Cells were seeded in 24-well plates at a density of 1×105 cells per well. Cells were transiently transfected using Polyexpress^® (Excellgen, Rockville, MD, USA). For the luciferase assay, cells were transfected with 0.5 µg of the lymphoid enhancer factor-reporter pTOPFLASH/pFOPFLASH along with 50 ng of pRL-SV40. TGFβ1 treatment was initiated at 24 h post-transfection and performed for 48 h. Luciferase activity was monitored using the Dual-Glo luciferase assay system (Promega Corporation, Madison, WI, USA). The transfection efficiency was normalized to the cotransfected Renilla luciferase activity according to the manufacturer's protocol.

Experimental data were statistically assessed using either 2-tailed Student's t-test or analysis of variance with Scheffe's post-hoc analysis. P<0.05 was considered to indicate a statistically significant difference.

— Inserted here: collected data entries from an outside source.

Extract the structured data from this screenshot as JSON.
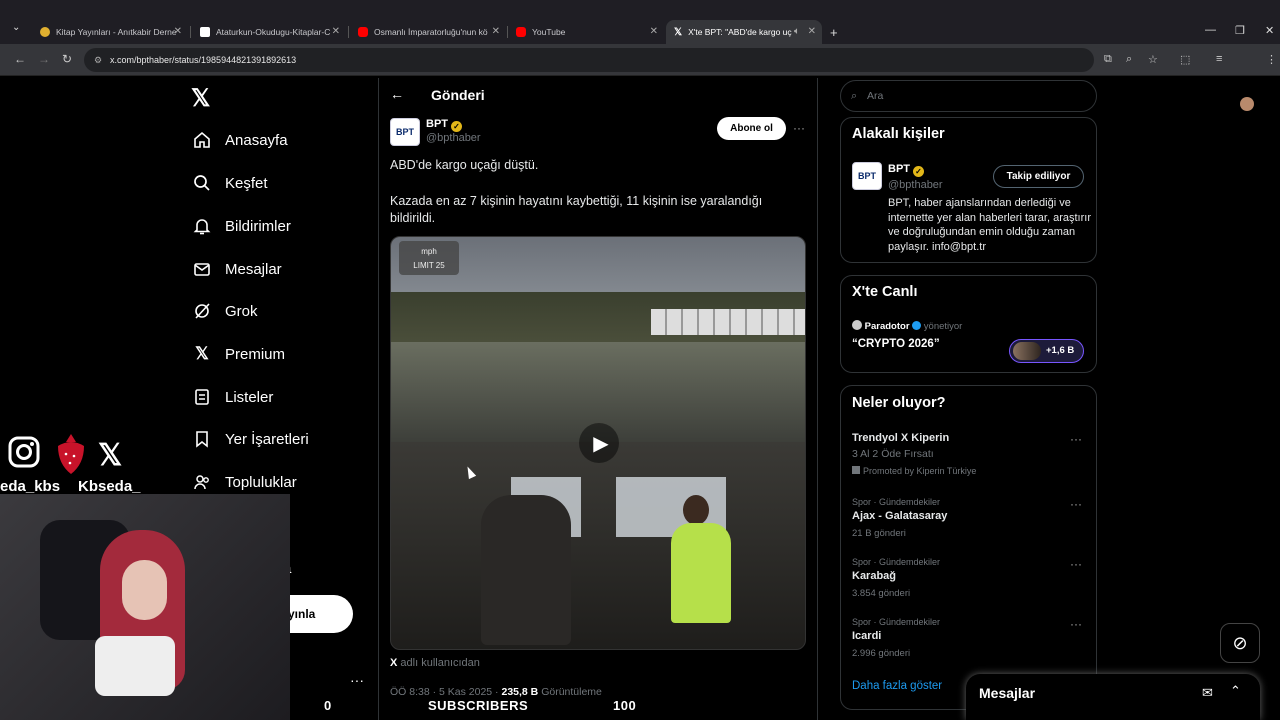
{
  "browser": {
    "tabs": [
      {
        "label": "Kitap Yayınları - Anıtkabir Derne",
        "color": "#e0b030"
      },
      {
        "label": "Ataturkun-Okudugu-Kitaplar-C",
        "color": "#ffffff"
      },
      {
        "label": "Osmanlı İmparatorluğu'nun kö",
        "color": "#ff0000"
      },
      {
        "label": "YouTube",
        "color": "#ff0000"
      },
      {
        "label": "X'te BPT: \"ABD'de kargo uç",
        "color": "#ffffff"
      }
    ],
    "url": "x.com/bpthaber/status/1985944821391892613"
  },
  "nav": {
    "items": [
      "Anasayfa",
      "Keşfet",
      "Bildirimler",
      "Mesajlar",
      "Grok",
      "Premium",
      "Listeler",
      "Yer İşaretleri",
      "Topluluklar"
    ],
    "partial_item": "a",
    "post_button": "yınla"
  },
  "post": {
    "header": "Gönderi",
    "author_name": "BPT",
    "author_handle": "@bpthaber",
    "avatar_text": "BPT",
    "subscribe": "Abone ol",
    "text1": "ABD'de kargo uçağı düştü.",
    "text2": "Kazada en az 7 kişinin hayatını kaybettiği, 11 kişinin ise yaralandığı bildirildi.",
    "video_overlay_unit": "mph",
    "video_overlay_limit": "LIMIT 25",
    "credit_x": "X",
    "credit": "adlı kullanıcıdan",
    "time": "ÖÖ 8:38 · 5 Kas 2025 · ",
    "views_count": "235,8 B",
    "views_label": "Görüntüleme"
  },
  "right": {
    "search_placeholder": "Ara",
    "related_title": "Alakalı kişiler",
    "related_name": "BPT",
    "related_handle": "@bpthaber",
    "related_follow": "Takip ediliyor",
    "related_bio": "BPT, haber ajanslarından derlediği ve internette yer alan haberleri tarar, araştırır ve doğruluğundan emin olduğu zaman paylaşır. info@bpt.tr",
    "live_title": "X'te Canlı",
    "live_host": "Paradotor",
    "live_role": "yönetiyor",
    "live_topic": "“CRYPTO 2026”",
    "live_count": "+1,6 B",
    "trends_title": "Neler oluyor?",
    "trends": [
      {
        "cat": "",
        "name": "Trendyol X Kiperin",
        "sub": "3 Al 2 Öde Fırsatı",
        "extra": "Promoted by Kiperin Türkiye"
      },
      {
        "cat": "Spor · Gündemdekiler",
        "name": "Ajax - Galatasaray",
        "sub": "21 B gönderi",
        "extra": ""
      },
      {
        "cat": "Spor · Gündemdekiler",
        "name": "Karabağ",
        "sub": "3.854 gönderi",
        "extra": ""
      },
      {
        "cat": "Spor · Gündemdekiler",
        "name": "Icardi",
        "sub": "2.996 gönderi",
        "extra": ""
      }
    ],
    "show_more": "Daha fazla göster",
    "messages": "Mesajlar"
  },
  "stream": {
    "instagram": "eda_kbs",
    "twitter": "Kbseda_",
    "left_count": "0",
    "subscribers_label": "SUBSCRIBERS",
    "right_count": "100"
  }
}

The capacity for self-renewal is one of the putative traits of CSCs (5). Thus, it was evaluated whether TGFβ1 treatment enhances the self-renewal capacity of HNSCC CSCs by performing a sphere-forming assay. TGFβ1 (2 ng/ml) treatment significantly increased the sphere formation ability of HNSCC CSCs with a diameter of >30 µm compared to the control treatment group (Fig. 1).

Oct4 and Sox2 are critical regulators of pluripotency in the mammalian embryo, and deregulated expression of these genes can be found in HNSCC CSCs (13). Thus, whether TGFβ1 treatment increases the transcriptional expression of Oct4 and Sox2 was examined. The results showed that mRNA expression levels of Oct4 and Sox2 were significantly increased in the TGFβ1 treatment group compared to the control treatment group (Fig. 2A). ALDH is considered to be a marker of HNSCC CSCs (14). Therefore, ALDH activity was examined in TGFβ1- and control-treated HNSCC CSCs. Fig. 2B shows that the proportion of ALDH+ cells was significantly increased in the TGFβ1 treatment group compared with the control treatment group (7.24 vs. 19.28%).

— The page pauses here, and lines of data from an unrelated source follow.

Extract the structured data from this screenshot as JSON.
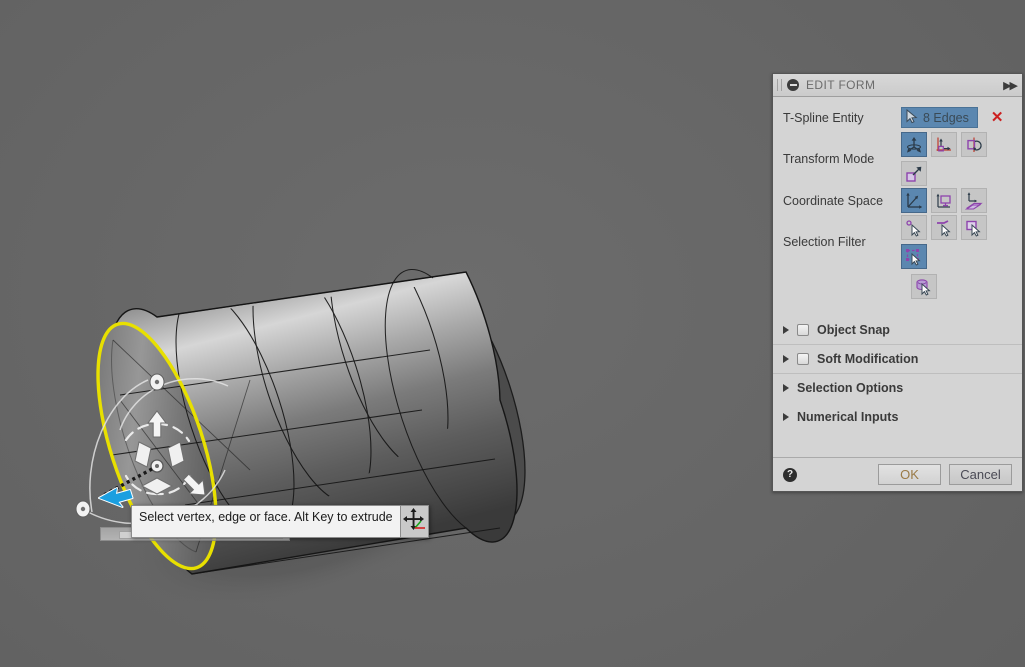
{
  "viewport": {
    "name": "3d-viewport",
    "background_color": "#666666",
    "model": {
      "name": "t-spline-cylinder",
      "highlight_color": "#e8e000",
      "surface_light": "#d8d8d8",
      "surface_dark": "#3c3c3c"
    },
    "manipulator": {
      "name": "transform-gizmo",
      "active_axis_color": "#1b9fe0"
    }
  },
  "tooltip": {
    "text": "Select vertex, edge or face. Alt Key to extrude",
    "cursor_icon": "move-cursor-icon"
  },
  "panel": {
    "title": "EDIT FORM",
    "collapse_icon": "collapse-circle-icon",
    "grip_icon": "drag-grip-icon",
    "expand_icon": "fast-forward-icon",
    "accent_color": "#5b87b0",
    "background_color": "#d4d4d4",
    "rows": [
      {
        "label": "T-Spline Entity",
        "selection_value": "8 Edges",
        "selection_icon": "select-cursor-icon",
        "clear_icon": "red-x-icon"
      },
      {
        "label": "Transform Mode",
        "options": [
          {
            "name": "transform-mode-all",
            "icon": "all-directions-icon",
            "active": true
          },
          {
            "name": "transform-mode-translate",
            "icon": "translate-icon",
            "active": false
          },
          {
            "name": "transform-mode-rotate",
            "icon": "rotate-icon",
            "active": false
          },
          {
            "name": "transform-mode-scale",
            "icon": "scale-icon",
            "active": false
          }
        ]
      },
      {
        "label": "Coordinate Space",
        "options": [
          {
            "name": "coordinate-space-world",
            "icon": "world-axes-icon",
            "active": true
          },
          {
            "name": "coordinate-space-view",
            "icon": "screen-icon",
            "active": false
          },
          {
            "name": "coordinate-space-surface",
            "icon": "surface-plane-icon",
            "active": false
          }
        ]
      },
      {
        "label": "Selection Filter",
        "options": [
          {
            "name": "selection-filter-vertex",
            "icon": "vertex-select-icon",
            "active": false
          },
          {
            "name": "selection-filter-edge",
            "icon": "edge-select-icon",
            "active": false
          },
          {
            "name": "selection-filter-face",
            "icon": "face-select-icon",
            "active": false
          },
          {
            "name": "selection-filter-body",
            "icon": "body-select-icon",
            "active": true
          },
          {
            "name": "selection-filter-object",
            "icon": "object-select-icon",
            "active": false
          }
        ]
      }
    ],
    "sections": [
      {
        "label": "Object Snap",
        "has_checkbox": true,
        "checked": false,
        "expanded": false
      },
      {
        "label": "Soft Modification",
        "has_checkbox": true,
        "checked": false,
        "expanded": false
      },
      {
        "label": "Selection Options",
        "has_checkbox": false,
        "checked": false,
        "expanded": false
      },
      {
        "label": "Numerical Inputs",
        "has_checkbox": false,
        "checked": false,
        "expanded": false
      }
    ],
    "footer": {
      "help_label": "?",
      "ok_label": "OK",
      "cancel_label": "Cancel"
    }
  }
}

HNSCC CSCs possess a chemoresistance ability against anticancer drugs, and the ABCG2 transporter is responsible for this resistance phenotype (5). Therefore, chemoresistance levels were compared using MTT assay subsequent to cisplatin administration at various concentrations with the TGFβ1 and control treatment groups. The results showed that TGFβ1-treated HNSCC CSCs had significantly increased cisplatin resistance compared with control-treated HNSCC CSCs (Fig. 3A). Furthermore, an increased ABCG2 expression level was identified in TGFβ1-treated HNSCC CSCs compared to control-treated HNSCC CSCs, indicating that TGFβ1 may enhance the chemoresistance of HNSCC CSCs through increased expression of ABCG2 (Fig. 3B).

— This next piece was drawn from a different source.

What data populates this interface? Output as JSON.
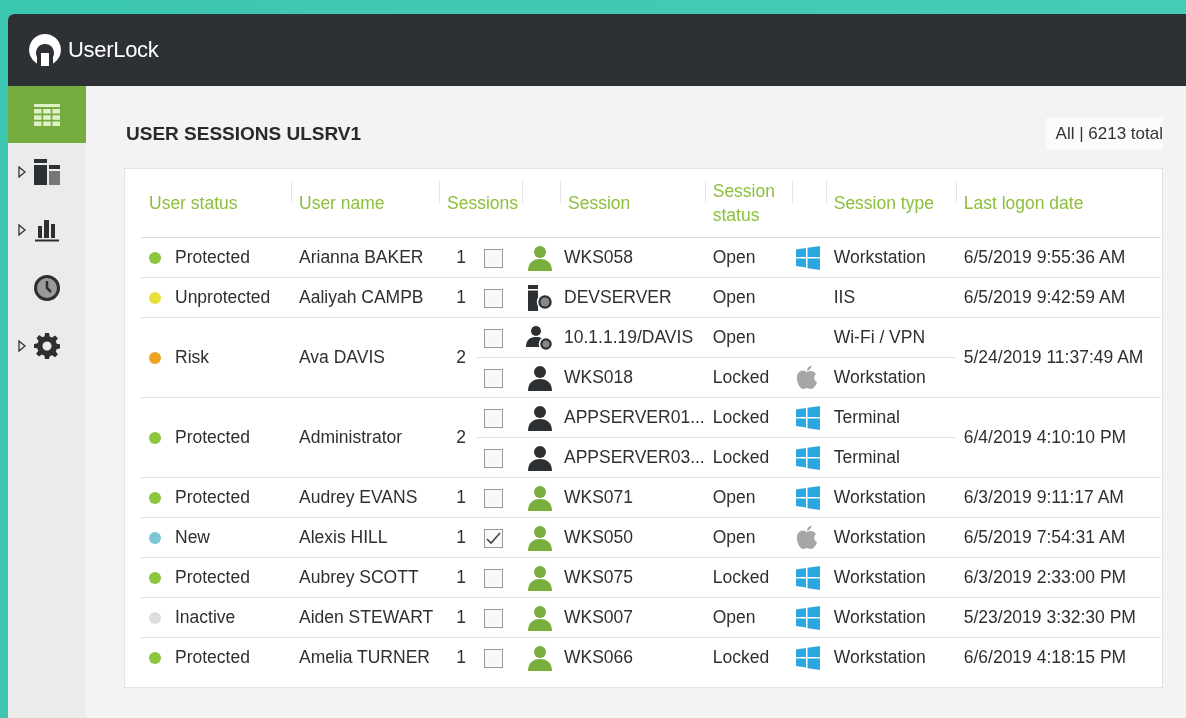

EMT is a key process in tumor invasion and metastasis (15). Previously, it was reported that the EMT process can generate cancer cells with a stem cell phenotype (15). Thus, whether TGFβ1 can increase central regulators of the EMT process, such as Twist, Snail and Slug, was investigated. As shown in Fig. 4, mRNA expression levels of all three EMT regulators were increased in TGFβ1-treated HNSCC CSCs compared with control-treated HNSCC CSCs.

It was previously suggested that Wnt/β-catenin contributes to the stemness of HNSCC cells (16). Thus, whether TGFβ1 acts as an upstream stimulator of Wnt/β-catenin signaling was investigated. Administration of TGFβ1 increased the expression of β-catenin, which is an effector of the Wnt pathway (Fig. 5A). Also, TGFβ1 treatment increased the activity of a Wnt/β-catenin-dependent reporter as a functionally more relevant indicator (Fig. 5B). Furthermore, the transcript levels of Wnt/β-catenin signaling target genes, such as the c-myc and cyclin D1 genes, were increased in TGFβ1-treated HNSCC CSCs (Fig. 5C). Overall, these data suggest that TGFβ1-induced stemness may be associated with Wnt pathway upregulation in HNSCC CSCs.